Diagnostic Accuracy: The raters assessed the true positive (TP), false positive (FP), true negative (TN), and false negative (FN) rates of ChatGPT’s answers, considering the suggested differentials and the final diagnosis provided. Each case had four answer options, and ChatGPT’s explanation for each of the four answer options was categorized as either true or false, positive or negative [13]. We then calculated the accuracy, precision, sensitivity and specificity base as shown:

Accuracy: (TP + TN)/Total Responses

Precision: TP/ (TP + FP)

Sensitivity: TP/ (TP + FN)

Specificity: TN / (TN + FP)

To further evaluate the model’s performance, we generated a Receiver Operating Characteristic (ROC) curve and calculated the Area Under the Curve (AUC). This involved collecting model scores or probabilities for each instance, sorting instances based on their scores, iterating thresholds to calculate True Positive Rate (TPR) and False Positive Rate (FPR) for each threshold, plotting the FPR against the TPR to create the ROC curve, and computing the AUC to quantify the model’s discriminative ability. This thorough analysis provided both visual representation and scalar measurement to assess the model’s efficacy in diagnostic accuracy.
Cognitive Load: The raters evaluated the cognitive load of ChatGPT’s answers as low, moderate, or high, based on the complexity and clarity of the information provided according to the following scale [14]:

Low cognitive load: The answer is easy to understand and requires minimal cognitive effort to process

Moderate cognitive load: The answer requires moderate cognitive effort to process

High cognitive load: The answer is complex and requires significant cognitive effort to process
Quality of Medical Information: The raters assessed the quality of the medical information provided by ChatGPT according to the following criteria:

Complete: The answer includes all relevant information for making an accurate diagnosis

Incomplete: The answer is missing some relevant information for making an accurate diagnosis

Relevant: The answer includes information that is directly relevant to the diagnosis

Irrelevant: The answer includes information that is not directly relevant to the diagnosis

Using the above scale answers were categorized as one of: complete/relevant, complete/irrelevant, incomplete/relevant, and incomplete/irrelevant [15].

Discrepancies between raters were resolved through discussion and consensus.
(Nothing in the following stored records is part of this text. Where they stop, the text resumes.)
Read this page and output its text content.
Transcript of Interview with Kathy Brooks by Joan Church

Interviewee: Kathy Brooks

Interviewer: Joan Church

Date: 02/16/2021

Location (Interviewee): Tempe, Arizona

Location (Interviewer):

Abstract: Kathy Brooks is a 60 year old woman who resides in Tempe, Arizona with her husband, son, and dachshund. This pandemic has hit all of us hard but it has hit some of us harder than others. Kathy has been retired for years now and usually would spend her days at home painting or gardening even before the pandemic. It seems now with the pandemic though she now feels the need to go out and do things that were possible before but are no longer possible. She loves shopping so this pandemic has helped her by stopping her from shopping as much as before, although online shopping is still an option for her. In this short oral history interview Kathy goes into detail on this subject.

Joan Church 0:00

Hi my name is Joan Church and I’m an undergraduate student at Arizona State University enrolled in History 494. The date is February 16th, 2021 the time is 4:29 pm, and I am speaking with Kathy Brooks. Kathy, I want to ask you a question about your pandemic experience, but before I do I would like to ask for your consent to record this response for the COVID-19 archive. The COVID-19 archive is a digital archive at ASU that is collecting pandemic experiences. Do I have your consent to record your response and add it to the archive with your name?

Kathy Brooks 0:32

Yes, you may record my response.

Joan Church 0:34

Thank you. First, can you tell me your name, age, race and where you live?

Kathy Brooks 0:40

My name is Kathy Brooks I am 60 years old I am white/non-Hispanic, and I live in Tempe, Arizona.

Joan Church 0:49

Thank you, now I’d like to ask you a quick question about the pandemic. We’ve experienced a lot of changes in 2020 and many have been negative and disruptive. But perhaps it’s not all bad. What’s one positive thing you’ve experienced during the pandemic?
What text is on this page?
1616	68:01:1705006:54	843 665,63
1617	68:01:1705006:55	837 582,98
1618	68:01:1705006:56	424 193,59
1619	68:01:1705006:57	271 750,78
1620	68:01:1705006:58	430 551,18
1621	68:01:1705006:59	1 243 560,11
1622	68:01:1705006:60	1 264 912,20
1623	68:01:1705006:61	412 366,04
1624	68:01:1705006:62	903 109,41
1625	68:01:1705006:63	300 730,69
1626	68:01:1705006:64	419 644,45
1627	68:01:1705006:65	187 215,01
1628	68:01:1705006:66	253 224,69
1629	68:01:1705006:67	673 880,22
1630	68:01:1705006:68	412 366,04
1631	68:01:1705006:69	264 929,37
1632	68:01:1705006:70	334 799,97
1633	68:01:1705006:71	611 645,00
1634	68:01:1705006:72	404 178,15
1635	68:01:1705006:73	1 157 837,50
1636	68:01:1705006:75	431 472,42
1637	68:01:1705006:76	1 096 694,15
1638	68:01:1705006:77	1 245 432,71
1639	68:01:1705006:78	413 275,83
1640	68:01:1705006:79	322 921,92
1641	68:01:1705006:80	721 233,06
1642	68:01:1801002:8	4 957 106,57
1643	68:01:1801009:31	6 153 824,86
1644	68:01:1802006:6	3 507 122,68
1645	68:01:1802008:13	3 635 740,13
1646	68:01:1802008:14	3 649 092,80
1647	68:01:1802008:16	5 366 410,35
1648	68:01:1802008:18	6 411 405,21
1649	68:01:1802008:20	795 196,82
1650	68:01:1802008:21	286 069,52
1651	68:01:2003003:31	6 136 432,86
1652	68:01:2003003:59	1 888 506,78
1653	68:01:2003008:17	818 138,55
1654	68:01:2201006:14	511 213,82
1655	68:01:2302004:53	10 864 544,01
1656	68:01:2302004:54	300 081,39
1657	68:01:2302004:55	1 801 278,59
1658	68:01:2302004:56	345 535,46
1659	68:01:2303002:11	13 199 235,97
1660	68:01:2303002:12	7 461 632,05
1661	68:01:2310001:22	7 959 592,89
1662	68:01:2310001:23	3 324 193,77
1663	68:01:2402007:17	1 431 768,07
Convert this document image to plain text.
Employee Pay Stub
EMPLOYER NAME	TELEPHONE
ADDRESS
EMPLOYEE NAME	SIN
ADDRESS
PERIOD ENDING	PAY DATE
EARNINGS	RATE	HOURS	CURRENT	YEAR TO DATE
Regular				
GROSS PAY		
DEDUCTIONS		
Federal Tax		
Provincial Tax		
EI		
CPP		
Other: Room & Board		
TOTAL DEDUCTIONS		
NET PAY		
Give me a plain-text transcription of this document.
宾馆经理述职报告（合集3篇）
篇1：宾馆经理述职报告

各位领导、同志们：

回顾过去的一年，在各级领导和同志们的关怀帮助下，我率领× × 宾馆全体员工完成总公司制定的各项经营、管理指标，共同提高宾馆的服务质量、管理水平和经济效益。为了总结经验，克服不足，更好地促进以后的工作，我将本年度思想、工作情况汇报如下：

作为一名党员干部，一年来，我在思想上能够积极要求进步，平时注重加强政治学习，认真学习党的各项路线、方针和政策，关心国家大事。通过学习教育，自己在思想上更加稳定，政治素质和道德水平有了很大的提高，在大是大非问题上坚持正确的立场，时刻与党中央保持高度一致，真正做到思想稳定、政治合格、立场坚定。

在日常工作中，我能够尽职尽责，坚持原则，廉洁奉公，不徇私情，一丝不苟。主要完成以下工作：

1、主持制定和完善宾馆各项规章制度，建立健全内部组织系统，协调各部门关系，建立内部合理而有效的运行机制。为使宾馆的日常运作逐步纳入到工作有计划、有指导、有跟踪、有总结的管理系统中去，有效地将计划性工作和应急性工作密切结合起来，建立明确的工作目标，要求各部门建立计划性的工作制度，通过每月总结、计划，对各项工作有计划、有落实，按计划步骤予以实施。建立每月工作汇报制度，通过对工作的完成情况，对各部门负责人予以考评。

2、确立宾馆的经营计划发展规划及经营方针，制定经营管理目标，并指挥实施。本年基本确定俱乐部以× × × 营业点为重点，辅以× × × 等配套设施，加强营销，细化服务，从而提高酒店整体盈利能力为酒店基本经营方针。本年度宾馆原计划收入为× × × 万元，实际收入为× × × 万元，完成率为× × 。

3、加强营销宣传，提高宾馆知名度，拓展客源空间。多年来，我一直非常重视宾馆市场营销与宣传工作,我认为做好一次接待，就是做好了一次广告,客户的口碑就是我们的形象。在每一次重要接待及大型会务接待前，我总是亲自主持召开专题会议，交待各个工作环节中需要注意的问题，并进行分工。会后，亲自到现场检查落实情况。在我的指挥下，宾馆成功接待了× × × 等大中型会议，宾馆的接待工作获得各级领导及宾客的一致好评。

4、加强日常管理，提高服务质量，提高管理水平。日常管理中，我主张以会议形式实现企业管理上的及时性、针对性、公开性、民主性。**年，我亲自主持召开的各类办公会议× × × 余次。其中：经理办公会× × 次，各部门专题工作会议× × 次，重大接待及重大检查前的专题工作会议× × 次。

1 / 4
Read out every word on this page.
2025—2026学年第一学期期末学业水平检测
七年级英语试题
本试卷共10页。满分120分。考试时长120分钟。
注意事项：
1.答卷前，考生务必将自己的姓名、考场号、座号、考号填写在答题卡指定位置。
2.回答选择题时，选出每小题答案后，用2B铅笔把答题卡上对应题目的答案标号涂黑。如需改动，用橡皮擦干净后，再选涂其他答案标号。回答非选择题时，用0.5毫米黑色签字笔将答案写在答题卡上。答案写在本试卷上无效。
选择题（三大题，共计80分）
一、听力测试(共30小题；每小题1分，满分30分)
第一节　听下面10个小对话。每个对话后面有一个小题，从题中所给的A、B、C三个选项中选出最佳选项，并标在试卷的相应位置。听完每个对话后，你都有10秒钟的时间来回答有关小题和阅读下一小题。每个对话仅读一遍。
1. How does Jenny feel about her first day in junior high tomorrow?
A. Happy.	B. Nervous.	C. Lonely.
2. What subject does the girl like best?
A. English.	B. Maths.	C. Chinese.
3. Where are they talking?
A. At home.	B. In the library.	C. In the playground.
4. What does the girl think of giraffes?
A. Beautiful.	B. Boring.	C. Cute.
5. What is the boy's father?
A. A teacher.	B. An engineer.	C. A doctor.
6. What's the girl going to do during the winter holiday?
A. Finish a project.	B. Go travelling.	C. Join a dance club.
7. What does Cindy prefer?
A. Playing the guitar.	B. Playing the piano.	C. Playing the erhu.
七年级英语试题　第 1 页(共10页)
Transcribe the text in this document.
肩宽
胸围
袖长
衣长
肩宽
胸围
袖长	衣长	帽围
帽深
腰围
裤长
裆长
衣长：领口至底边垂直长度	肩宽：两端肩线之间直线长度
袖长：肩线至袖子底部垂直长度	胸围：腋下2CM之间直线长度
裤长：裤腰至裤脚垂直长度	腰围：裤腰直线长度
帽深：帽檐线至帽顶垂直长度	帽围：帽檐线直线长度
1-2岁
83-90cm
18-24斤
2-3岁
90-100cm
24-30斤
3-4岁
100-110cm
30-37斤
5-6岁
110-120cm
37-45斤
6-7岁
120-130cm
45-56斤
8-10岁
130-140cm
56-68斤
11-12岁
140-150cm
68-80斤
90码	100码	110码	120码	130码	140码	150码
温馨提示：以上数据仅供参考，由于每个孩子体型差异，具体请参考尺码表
In order to assess the inter-rater reliability of our outcomes, we used Cohen’s Kappa coefficient. This statistical measure evaluates the agreement between two raters who each classify items into mutually exclusive categories. It is particularly useful in this study, as it accounts for any agreement that might occur by chance, which is important given the variability of responses from ChatGPT.

Content analysis

A content analysis was conducted on ChatGPT’s responses to identify patterns of strength and weakness. This analysis focused on the model’s ability to rule out specific differential diagnoses, provide reasonable diagnostic steps, and interpret laboratory values, specialized diagnostic testing, and imaging results. Additionally, we assessed the model’s ability to consider key information relevant to the diagnosis.

Data analysis

Results

A total of 150 Medscape cases were included in the analysis (see Table 1), with a total of 600 answer options (four per case) provided to ChatGPT.

Table 1. Summary of ChatGPT’s performance on MedScape clinical case challenges.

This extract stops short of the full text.